Quasi-viscous accretion flow -- I: Equilibrium conditions and asymptotic behaviour

TL;DR

This paper introduces a novel perturbative approach to viscous accretion flows, simplifying the analysis of equilibrium and stability by reducing complex equations and revealing new dynamical behaviors and instability mechanisms.

Contribution

It presents a first-order correction method for viscous effects in accretion flows, analyzing equilibrium conditions, critical points, and stability, with a novel analogy to Schrödinger's equation.

Findings

Viscosity breaks equilibrium invariance, differentiating accretion from wind.

Critical points are saddle points and spirals, indicating specific flow behaviors.

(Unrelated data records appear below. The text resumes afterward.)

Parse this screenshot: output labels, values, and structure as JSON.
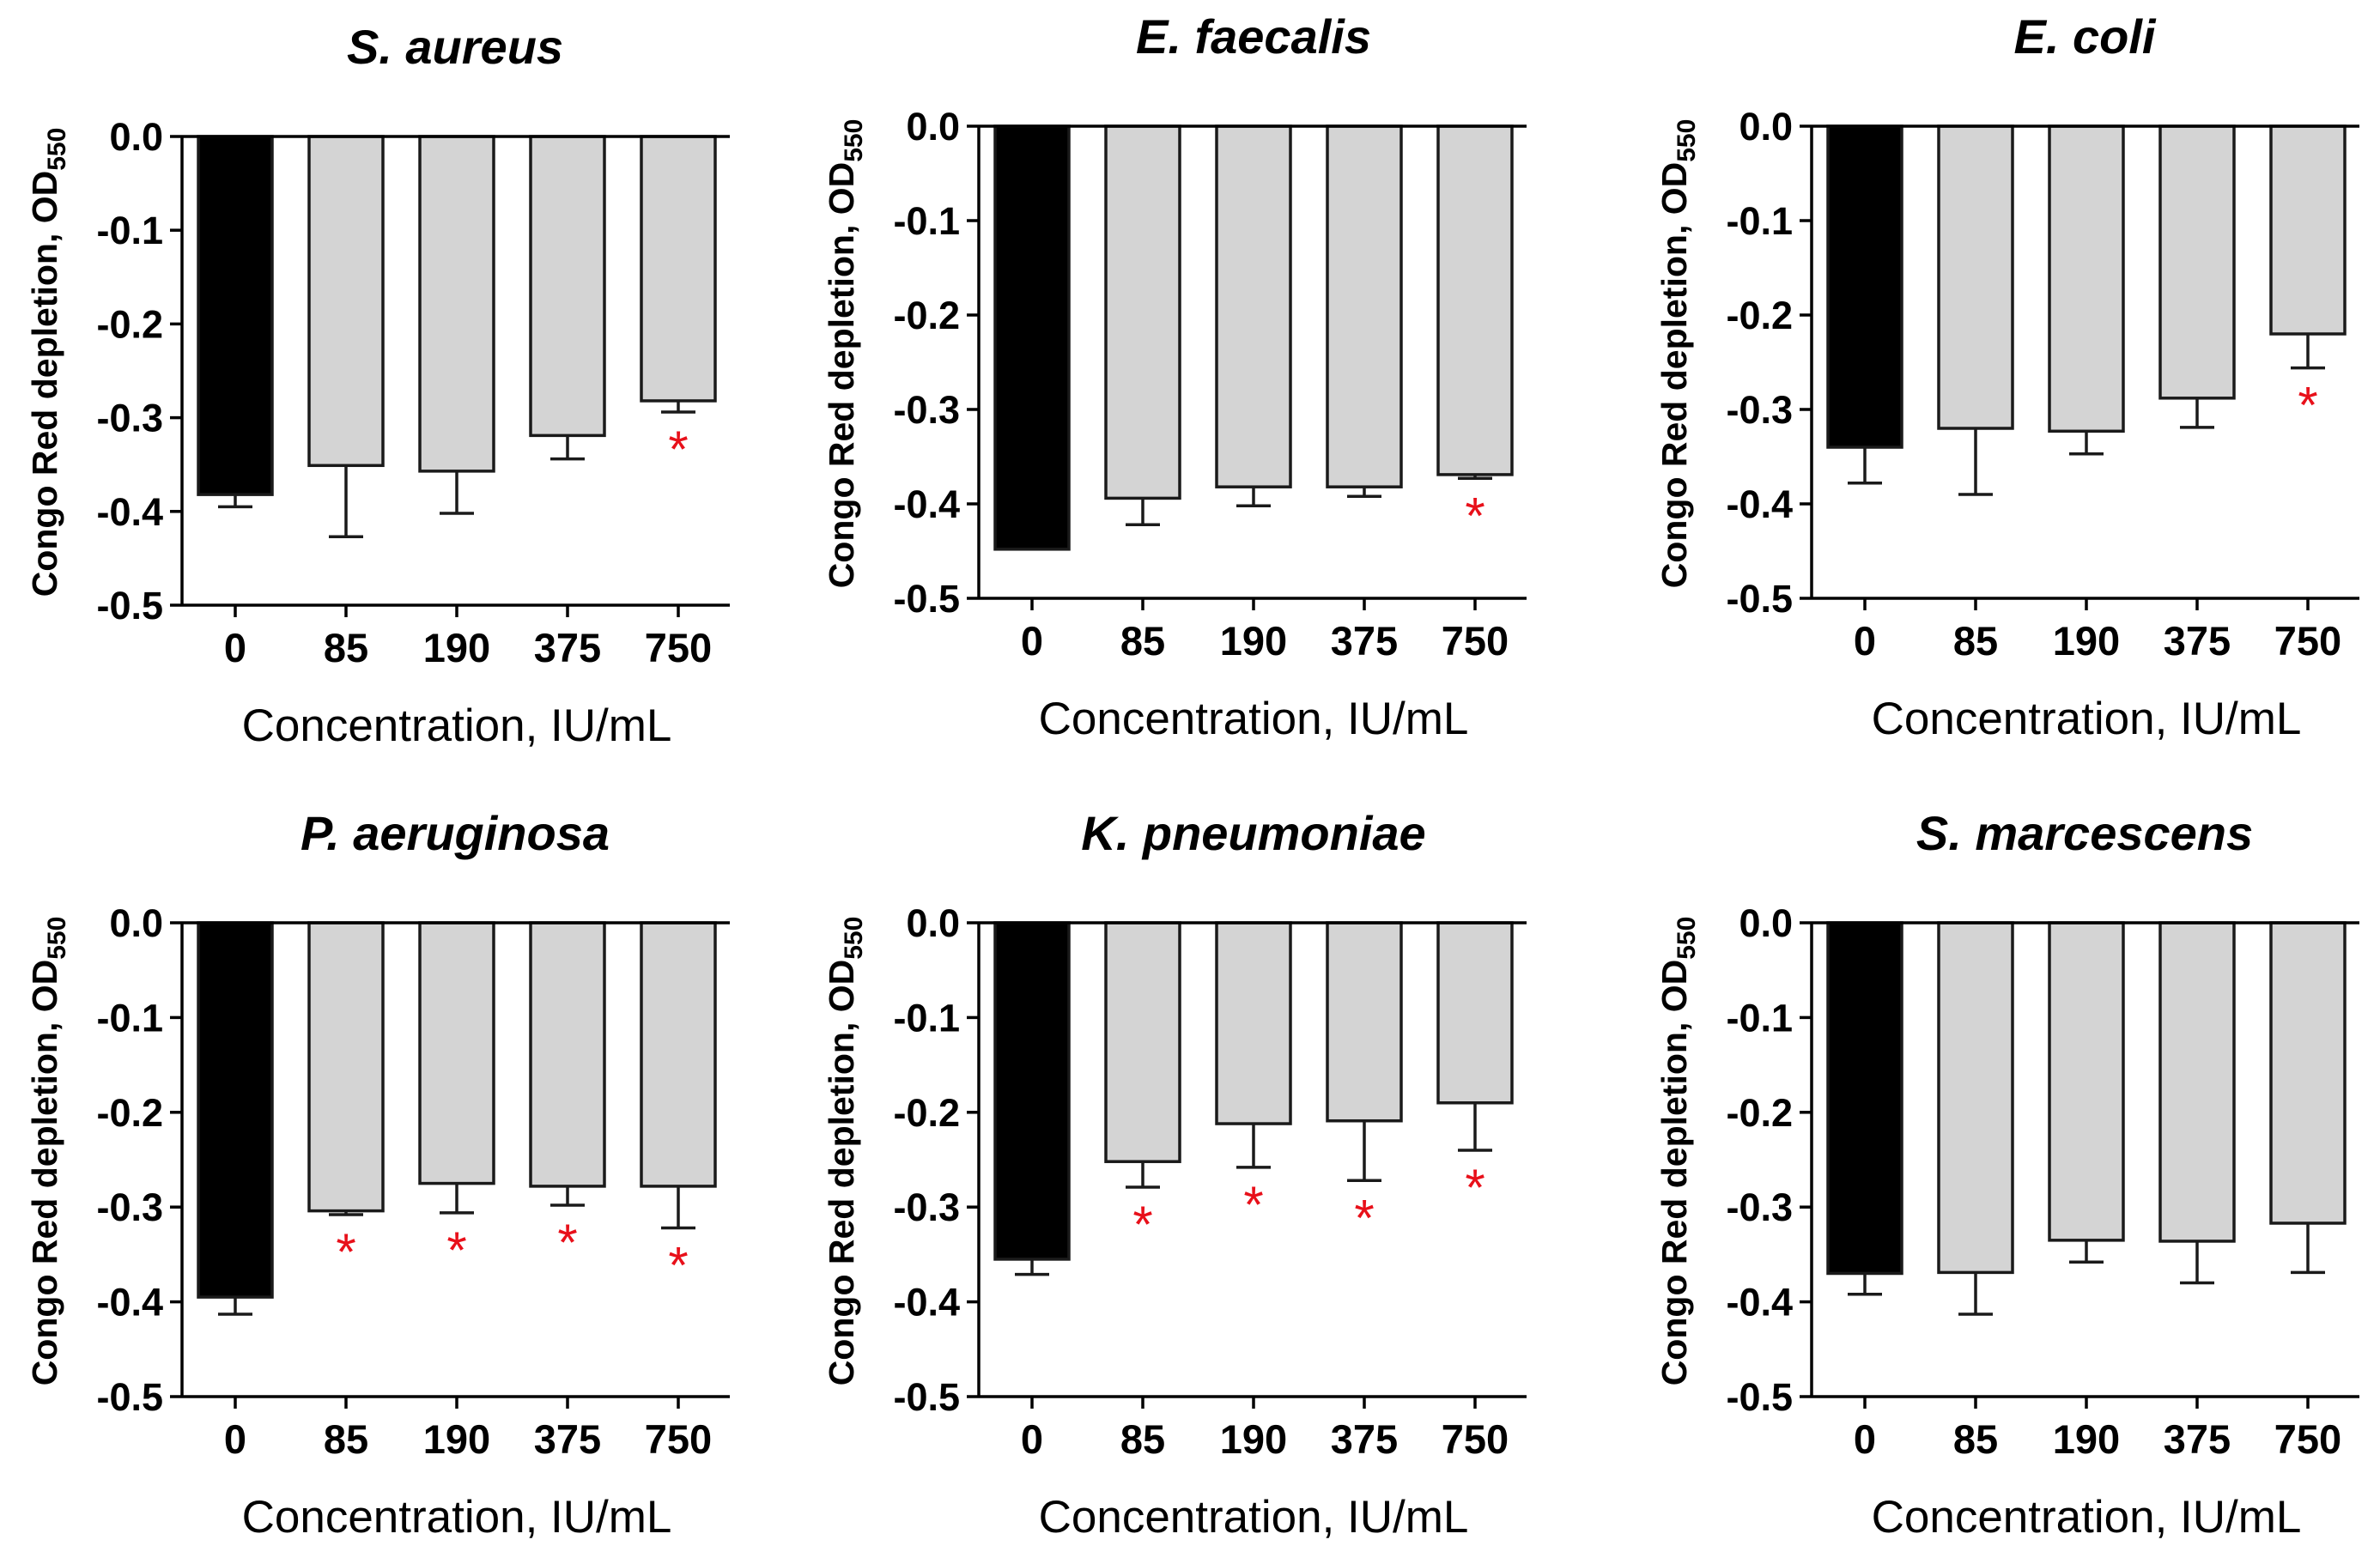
{
  "chart_data": [
    {
      "type": "bar",
      "title": "S. aureus",
      "ylabel": "Congo Red depletion, OD",
      "ylabel_sub": "550",
      "xlabel": "Concentration, IU/mL",
      "categories": [
        "0",
        "85",
        "190",
        "375",
        "750"
      ],
      "values": [
        -0.382,
        -0.351,
        -0.357,
        -0.319,
        -0.282
      ],
      "errors": [
        0.013,
        0.076,
        0.045,
        0.025,
        0.012
      ],
      "significant": [
        false,
        false,
        false,
        false,
        true
      ],
      "significance_marker": "*",
      "ylim": [
        -0.5,
        0.0
      ],
      "yticks": [
        "0.0",
        "-0.1",
        "-0.2",
        "-0.3",
        "-0.4",
        "-0.5"
      ],
      "colors": [
        "#000000",
        "#d4d4d4",
        "#d4d4d4",
        "#d4d4d4",
        "#d4d4d4"
      ],
      "marker_color": "#e8101a"
    },
    {
      "type": "bar",
      "title": "E. faecalis",
      "ylabel": "Congo Red depletion, OD",
      "ylabel_sub": "550",
      "xlabel": "Concentration, IU/mL",
      "categories": [
        "0",
        "85",
        "190",
        "375",
        "750"
      ],
      "values": [
        -0.448,
        -0.394,
        -0.382,
        -0.382,
        -0.369
      ],
      "errors": [
        0.0,
        0.028,
        0.02,
        0.01,
        0.004
      ],
      "significant": [
        false,
        false,
        false,
        false,
        true
      ],
      "significance_marker": "*",
      "ylim": [
        -0.5,
        0.0
      ],
      "yticks": [
        "0.0",
        "-0.1",
        "-0.2",
        "-0.3",
        "-0.4",
        "-0.5"
      ],
      "colors": [
        "#000000",
        "#d4d4d4",
        "#d4d4d4",
        "#d4d4d4",
        "#d4d4d4"
      ],
      "marker_color": "#e8101a"
    },
    {
      "type": "bar",
      "title": "E. coli",
      "ylabel": "Congo Red depletion, OD",
      "ylabel_sub": "550",
      "xlabel": "Concentration, IU/mL",
      "categories": [
        "0",
        "85",
        "190",
        "375",
        "750"
      ],
      "values": [
        -0.34,
        -0.32,
        -0.323,
        -0.288,
        -0.22
      ],
      "errors": [
        0.038,
        0.07,
        0.024,
        0.031,
        0.036
      ],
      "significant": [
        false,
        false,
        false,
        false,
        true
      ],
      "significance_marker": "*",
      "ylim": [
        -0.5,
        0.0
      ],
      "yticks": [
        "0.0",
        "-0.1",
        "-0.2",
        "-0.3",
        "-0.4",
        "-0.5"
      ],
      "colors": [
        "#000000",
        "#d4d4d4",
        "#d4d4d4",
        "#d4d4d4",
        "#d4d4d4"
      ],
      "marker_color": "#e8101a"
    },
    {
      "type": "bar",
      "title": "P. aeruginosa",
      "ylabel": "Congo Red depletion, OD",
      "ylabel_sub": "550",
      "xlabel": "Concentration, IU/mL",
      "categories": [
        "0",
        "85",
        "190",
        "375",
        "750"
      ],
      "values": [
        -0.395,
        -0.304,
        -0.275,
        -0.278,
        -0.278
      ],
      "errors": [
        0.018,
        0.004,
        0.031,
        0.02,
        0.044
      ],
      "significant": [
        false,
        true,
        true,
        true,
        true
      ],
      "significance_marker": "*",
      "ylim": [
        -0.5,
        0.0
      ],
      "yticks": [
        "0.0",
        "-0.1",
        "-0.2",
        "-0.3",
        "-0.4",
        "-0.5"
      ],
      "colors": [
        "#000000",
        "#d4d4d4",
        "#d4d4d4",
        "#d4d4d4",
        "#d4d4d4"
      ],
      "marker_color": "#e8101a"
    },
    {
      "type": "bar",
      "title": "K. pneumoniae",
      "ylabel": "Congo Red depletion, OD",
      "ylabel_sub": "550",
      "xlabel": "Concentration, IU/mL",
      "categories": [
        "0",
        "85",
        "190",
        "375",
        "750"
      ],
      "values": [
        -0.355,
        -0.252,
        -0.212,
        -0.209,
        -0.19
      ],
      "errors": [
        0.016,
        0.027,
        0.046,
        0.063,
        0.05
      ],
      "significant": [
        false,
        true,
        true,
        true,
        true
      ],
      "significance_marker": "*",
      "ylim": [
        -0.5,
        0.0
      ],
      "yticks": [
        "0.0",
        "-0.1",
        "-0.2",
        "-0.3",
        "-0.4",
        "-0.5"
      ],
      "colors": [
        "#000000",
        "#d4d4d4",
        "#d4d4d4",
        "#d4d4d4",
        "#d4d4d4"
      ],
      "marker_color": "#e8101a"
    },
    {
      "type": "bar",
      "title": "S. marcescens",
      "ylabel": "Congo Red depletion, OD",
      "ylabel_sub": "550",
      "xlabel": "Concentration, IU/mL",
      "categories": [
        "0",
        "85",
        "190",
        "375",
        "750"
      ],
      "values": [
        -0.37,
        -0.369,
        -0.335,
        -0.336,
        -0.317
      ],
      "errors": [
        0.022,
        0.044,
        0.023,
        0.044,
        0.052
      ],
      "significant": [
        false,
        false,
        false,
        false,
        false
      ],
      "significance_marker": "*",
      "ylim": [
        -0.5,
        0.0
      ],
      "yticks": [
        "0.0",
        "-0.1",
        "-0.2",
        "-0.3",
        "-0.4",
        "-0.5"
      ],
      "colors": [
        "#000000",
        "#d4d4d4",
        "#d4d4d4",
        "#d4d4d4",
        "#d4d4d4"
      ],
      "marker_color": "#e8101a"
    }
  ]
}
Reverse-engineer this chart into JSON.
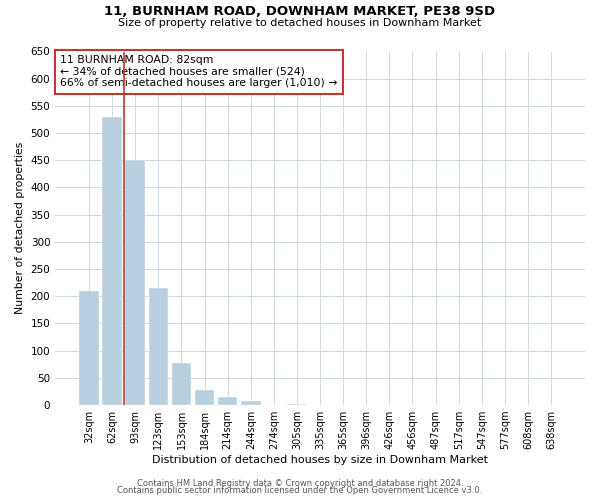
{
  "title": "11, BURNHAM ROAD, DOWNHAM MARKET, PE38 9SD",
  "subtitle": "Size of property relative to detached houses in Downham Market",
  "xlabel": "Distribution of detached houses by size in Downham Market",
  "ylabel": "Number of detached properties",
  "bar_labels": [
    "32sqm",
    "62sqm",
    "93sqm",
    "123sqm",
    "153sqm",
    "184sqm",
    "214sqm",
    "244sqm",
    "274sqm",
    "305sqm",
    "335sqm",
    "365sqm",
    "396sqm",
    "426sqm",
    "456sqm",
    "487sqm",
    "517sqm",
    "547sqm",
    "577sqm",
    "608sqm",
    "638sqm"
  ],
  "bar_values": [
    210,
    530,
    450,
    215,
    78,
    27,
    15,
    8,
    0,
    2,
    0,
    0,
    1,
    0,
    0,
    1,
    0,
    0,
    0,
    1,
    1
  ],
  "bar_color": "#b8cfe0",
  "highlight_color": "#c0392b",
  "annotation_title": "11 BURNHAM ROAD: 82sqm",
  "annotation_line1": "← 34% of detached houses are smaller (524)",
  "annotation_line2": "66% of semi-detached houses are larger (1,010) →",
  "annotation_box_color": "#ffffff",
  "annotation_box_edge": "#c0392b",
  "vline_color": "#c0392b",
  "vline_x": 1.5,
  "ylim": [
    0,
    650
  ],
  "yticks": [
    0,
    50,
    100,
    150,
    200,
    250,
    300,
    350,
    400,
    450,
    500,
    550,
    600,
    650
  ],
  "footer1": "Contains HM Land Registry data © Crown copyright and database right 2024.",
  "footer2": "Contains public sector information licensed under the Open Government Licence v3.0.",
  "bg_color": "#ffffff",
  "grid_color": "#ccd8e4"
}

Large-scale perturbations lead to secular instability in the disc.

Abstract

In a novel approach to studying viscous accretion flows, viscosity has been introduced as a perturbative effect, involving a first-order correction in the $\alpha$-viscosity parameter. This method reduces the problem of solving a second-order nonlinear differential equation (Navier-Stokes equation) to that of an effective first-order equation. Viscosity breaks down the invariance of the equilibrium conditions for stationary inflow and outflow solutions, and distinguishes accretion from wind. Under a dynamical systems classification, the only feasible critical points of this "quasi-viscous" flow are saddle points and spirals. A linearised and radially propagating time-dependent perturbation gives rise to secular instability on large spatial scales of the disc. Further, on these same length scales, the velocity evolution equation of the quasi-viscous flow has been transformed to bear a formal closeness with Schr\"odinger's equation with a repulsive potential. Compatible with the transport of angular momentum to the outer regions of the disc, a viscosity-limited length scale has been defined for the full spatial extent over which the accretion process would be viable.